Sungguhpun dalam kajian utopian dunia Barat berusaha mengkongkretkan cita-cita keadilan sosial, tapi tetap saja terjadi kerancuan dalam pelaksanaannya. Kemandulan yang dihasilkan elaborasi teori dan praktek yang dilakukan Filsuf sosial Amerika, John Rawls, dalam bukunya The Theory of Justice (1971) yang ditanggapi oleh Robert Nozik dalam bukunya Anarchy, State and Utopia (1974) telah menjadi contoh yang merepresentasikan kegagalan teori keadilan perspektif Barat dalam tataran impelentasi historis.

Sayyid Quthb (1964) pemikir Islam dari Mesir dengan gaya pendekatan komprehensif dalam bukunya Al-‘Adalah Al-Ijtima’iyah fil Islam berhasil memformulasikan teori keadilan sosial dalam Islam dan instrumen pendukungnya termasuk wakaf yang bukan sebatas teori utopis belaka melainkan kajiannya berangkat dari fakta sejarah peradaban Islam. Setelah mengupas pandangan Islam mengenai kasih sayang, kebajikan, keadilan dan jaminan sosial yang menyeluruh antara orang yang mampu dan yang tidak, antara kelompok yang kaya dan yang miskin, antara individu dan masyarakat, antara pemerintah dan rakyat, bahkan antara segenap umat manusia, Quthb selalu membeberkan fakta historis bagaimana konsep tersebut membumi dalam perjalanan kesejarahan generasi terbaik Islam.

Sebagai contoh, Quthb mengisahkan sepenggal fragmen sejarah solidaritas kalangan sahabat; Abu Bakar, Umar, Utsman dan Ali. Di antara impelementasi keadilan sosial melalui prakarsa wakaf dalam pengalaman kesejarahan awal Islam telah dibuktikan Umar bin Khathab sebagai warga sederhana bersedia secara ikhlas atas petunjuk Nabi saw. untuk mewakafkan satu-satunya aset berharga yang dimilikinya berupa sebidang tanah di Khaibar untuk kemaslahatan umat. Dengan menukil pandangan Gibb untuk mendukung kritik sosialnya, Quthb menawarkan sebuah tantangan bagi umat Islam untuk mengulang pengalaman sejarah dalam mewujudkan kembali cita-cita keadilan sosial dengan modal populasi umat yang begitu besar di wilayah Afrika, Pakistan dan Indonesia. Menurutnya, hal itu sangat potensial memberi kontribusi bagi kesejahteraan sosial secara luas.

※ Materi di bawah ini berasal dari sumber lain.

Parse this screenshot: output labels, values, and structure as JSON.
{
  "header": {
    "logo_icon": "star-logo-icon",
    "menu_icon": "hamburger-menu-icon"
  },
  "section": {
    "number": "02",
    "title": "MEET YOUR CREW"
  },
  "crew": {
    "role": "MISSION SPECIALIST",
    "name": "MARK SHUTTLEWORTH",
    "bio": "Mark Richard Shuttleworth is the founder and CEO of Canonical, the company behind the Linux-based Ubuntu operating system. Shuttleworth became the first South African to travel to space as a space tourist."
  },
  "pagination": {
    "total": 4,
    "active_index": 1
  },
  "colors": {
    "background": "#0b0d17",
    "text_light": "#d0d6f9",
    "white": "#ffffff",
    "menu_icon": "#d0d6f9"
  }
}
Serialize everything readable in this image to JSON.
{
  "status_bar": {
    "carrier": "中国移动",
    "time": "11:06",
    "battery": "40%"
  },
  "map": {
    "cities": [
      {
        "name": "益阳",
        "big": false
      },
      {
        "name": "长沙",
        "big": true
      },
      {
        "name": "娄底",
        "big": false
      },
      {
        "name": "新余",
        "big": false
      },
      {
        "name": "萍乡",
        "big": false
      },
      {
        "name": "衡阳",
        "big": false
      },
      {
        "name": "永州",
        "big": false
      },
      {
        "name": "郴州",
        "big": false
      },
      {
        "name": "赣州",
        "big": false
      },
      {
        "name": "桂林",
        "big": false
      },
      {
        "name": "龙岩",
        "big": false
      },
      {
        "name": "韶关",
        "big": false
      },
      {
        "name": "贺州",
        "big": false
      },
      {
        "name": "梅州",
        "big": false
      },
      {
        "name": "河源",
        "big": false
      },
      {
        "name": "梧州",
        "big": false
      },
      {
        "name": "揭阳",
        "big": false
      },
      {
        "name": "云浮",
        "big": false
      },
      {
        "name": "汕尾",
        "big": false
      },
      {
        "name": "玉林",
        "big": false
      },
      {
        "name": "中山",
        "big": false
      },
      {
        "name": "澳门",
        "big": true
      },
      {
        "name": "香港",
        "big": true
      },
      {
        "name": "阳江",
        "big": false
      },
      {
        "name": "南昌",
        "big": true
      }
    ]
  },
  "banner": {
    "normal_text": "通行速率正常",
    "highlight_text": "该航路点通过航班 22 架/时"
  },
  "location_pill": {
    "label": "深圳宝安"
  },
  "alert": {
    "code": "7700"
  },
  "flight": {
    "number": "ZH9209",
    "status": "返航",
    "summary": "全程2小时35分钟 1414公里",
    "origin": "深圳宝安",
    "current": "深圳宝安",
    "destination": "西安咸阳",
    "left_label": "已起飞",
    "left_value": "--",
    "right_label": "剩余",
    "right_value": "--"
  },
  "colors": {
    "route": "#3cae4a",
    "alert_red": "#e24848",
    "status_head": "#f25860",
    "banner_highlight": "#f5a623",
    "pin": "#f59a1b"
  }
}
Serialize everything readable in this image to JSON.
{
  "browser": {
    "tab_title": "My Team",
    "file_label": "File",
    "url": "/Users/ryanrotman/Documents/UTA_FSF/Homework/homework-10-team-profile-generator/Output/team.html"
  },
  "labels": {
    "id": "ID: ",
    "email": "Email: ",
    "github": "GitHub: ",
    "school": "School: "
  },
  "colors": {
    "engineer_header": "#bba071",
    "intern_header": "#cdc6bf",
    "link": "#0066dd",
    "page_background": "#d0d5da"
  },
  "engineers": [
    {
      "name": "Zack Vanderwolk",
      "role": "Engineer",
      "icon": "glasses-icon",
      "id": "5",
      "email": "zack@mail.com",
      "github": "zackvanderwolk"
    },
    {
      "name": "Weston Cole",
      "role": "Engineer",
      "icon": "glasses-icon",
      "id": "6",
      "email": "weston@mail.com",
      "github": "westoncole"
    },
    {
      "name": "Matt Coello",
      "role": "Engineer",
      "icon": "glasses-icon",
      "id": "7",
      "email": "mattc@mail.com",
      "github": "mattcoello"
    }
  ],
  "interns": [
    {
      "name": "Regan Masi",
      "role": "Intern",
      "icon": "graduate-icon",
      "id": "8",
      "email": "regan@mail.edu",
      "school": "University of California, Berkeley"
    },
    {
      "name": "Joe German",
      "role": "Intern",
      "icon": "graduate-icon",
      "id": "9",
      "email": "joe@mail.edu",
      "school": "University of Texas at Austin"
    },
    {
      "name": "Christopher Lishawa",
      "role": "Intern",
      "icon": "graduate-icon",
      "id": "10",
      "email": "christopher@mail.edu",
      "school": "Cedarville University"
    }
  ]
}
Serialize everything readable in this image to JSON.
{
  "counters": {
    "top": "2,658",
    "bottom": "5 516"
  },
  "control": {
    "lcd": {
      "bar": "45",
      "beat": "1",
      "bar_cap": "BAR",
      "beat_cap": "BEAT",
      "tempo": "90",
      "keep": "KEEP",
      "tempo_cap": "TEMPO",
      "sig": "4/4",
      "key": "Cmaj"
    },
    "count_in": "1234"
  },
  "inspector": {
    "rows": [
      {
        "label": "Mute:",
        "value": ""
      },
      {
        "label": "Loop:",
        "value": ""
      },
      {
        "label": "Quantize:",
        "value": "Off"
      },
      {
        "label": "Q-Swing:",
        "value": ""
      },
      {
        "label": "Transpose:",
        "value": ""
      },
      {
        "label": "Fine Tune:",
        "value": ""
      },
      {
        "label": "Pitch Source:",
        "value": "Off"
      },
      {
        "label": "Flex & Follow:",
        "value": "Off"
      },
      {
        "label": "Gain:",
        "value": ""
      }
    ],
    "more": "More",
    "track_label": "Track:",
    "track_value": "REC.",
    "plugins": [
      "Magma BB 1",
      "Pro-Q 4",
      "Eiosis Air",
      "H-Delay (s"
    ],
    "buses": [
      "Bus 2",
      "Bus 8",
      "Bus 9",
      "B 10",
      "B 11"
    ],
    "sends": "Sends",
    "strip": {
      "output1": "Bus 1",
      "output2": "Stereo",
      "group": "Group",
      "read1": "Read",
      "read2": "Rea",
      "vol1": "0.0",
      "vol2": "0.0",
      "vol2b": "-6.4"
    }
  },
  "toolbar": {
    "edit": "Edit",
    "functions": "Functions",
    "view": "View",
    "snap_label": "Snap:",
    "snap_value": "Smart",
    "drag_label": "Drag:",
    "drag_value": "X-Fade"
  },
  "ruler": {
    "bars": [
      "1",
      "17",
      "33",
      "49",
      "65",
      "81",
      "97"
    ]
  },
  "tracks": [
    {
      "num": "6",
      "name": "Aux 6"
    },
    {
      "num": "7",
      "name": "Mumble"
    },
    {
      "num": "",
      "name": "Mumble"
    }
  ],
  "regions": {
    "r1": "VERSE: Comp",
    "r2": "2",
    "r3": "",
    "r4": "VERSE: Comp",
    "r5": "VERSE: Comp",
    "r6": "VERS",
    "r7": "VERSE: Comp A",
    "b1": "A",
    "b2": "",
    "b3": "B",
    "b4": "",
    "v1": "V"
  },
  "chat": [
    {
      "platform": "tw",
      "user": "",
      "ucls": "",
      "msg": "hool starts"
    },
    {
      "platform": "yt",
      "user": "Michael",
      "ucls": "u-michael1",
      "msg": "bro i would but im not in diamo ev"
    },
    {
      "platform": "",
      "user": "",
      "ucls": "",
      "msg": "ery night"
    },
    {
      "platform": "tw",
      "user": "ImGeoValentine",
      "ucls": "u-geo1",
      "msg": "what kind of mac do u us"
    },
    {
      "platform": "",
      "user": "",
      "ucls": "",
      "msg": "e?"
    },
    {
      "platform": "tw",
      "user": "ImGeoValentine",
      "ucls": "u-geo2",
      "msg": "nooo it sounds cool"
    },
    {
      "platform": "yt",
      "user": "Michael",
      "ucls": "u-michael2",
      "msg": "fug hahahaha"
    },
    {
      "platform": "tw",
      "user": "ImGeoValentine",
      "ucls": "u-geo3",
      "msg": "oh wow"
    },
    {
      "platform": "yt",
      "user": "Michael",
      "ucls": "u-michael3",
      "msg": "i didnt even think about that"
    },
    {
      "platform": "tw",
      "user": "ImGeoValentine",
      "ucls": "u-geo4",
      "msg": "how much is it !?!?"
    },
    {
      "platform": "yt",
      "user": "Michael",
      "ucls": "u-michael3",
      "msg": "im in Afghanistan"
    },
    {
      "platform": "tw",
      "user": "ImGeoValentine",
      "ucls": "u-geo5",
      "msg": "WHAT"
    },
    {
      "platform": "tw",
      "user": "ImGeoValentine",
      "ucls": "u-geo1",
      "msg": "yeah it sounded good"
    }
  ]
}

Gagasan Wakaf Tunai yang dipopulerkan oleh M.A. Mannan melalui pembentukan Social Investment Bank Limited (SIBL) di Banglades yang dikemas dalam mekanisme instrumen Cash Waqf Certificate juga telah memberikan kombinasi alternatif solusi mengatasi krisis kesejahteraan yang ditawarkan Chapra. Model Wakaf Tunai adalah sangat tepat memberikan jawaban yang menjanjikan dalam mewujudkan kesejahteraan sosial. Ia juga mampu mengatasi krisis ekonomi Indonesia kontemporer di tengah kegalauan pemberian insentif Tax Holiday untuk merangsang masuknya modal asing. Model wakaf tunai juga bisa mengalahkan kontroversi seputar policy pemerintah pada UKM yang belum mengena sasaran dan menyentuh inti permasalahan. Wakaf Tunai sangat potensial untuk menjadi sumber pendanaan abadi guna melepaskan bangsa dari jerat hutang dan ketergantungan luar negeri sebagaimana disoroti ekonomi UI, Mustafa E. Nasution (2001) dan menjadi keprihatinan kalangan pengamat semisal Dr. Tulus Tambunan dalam Krisis Ekonomi dan Masa Depan Reformasi (1998).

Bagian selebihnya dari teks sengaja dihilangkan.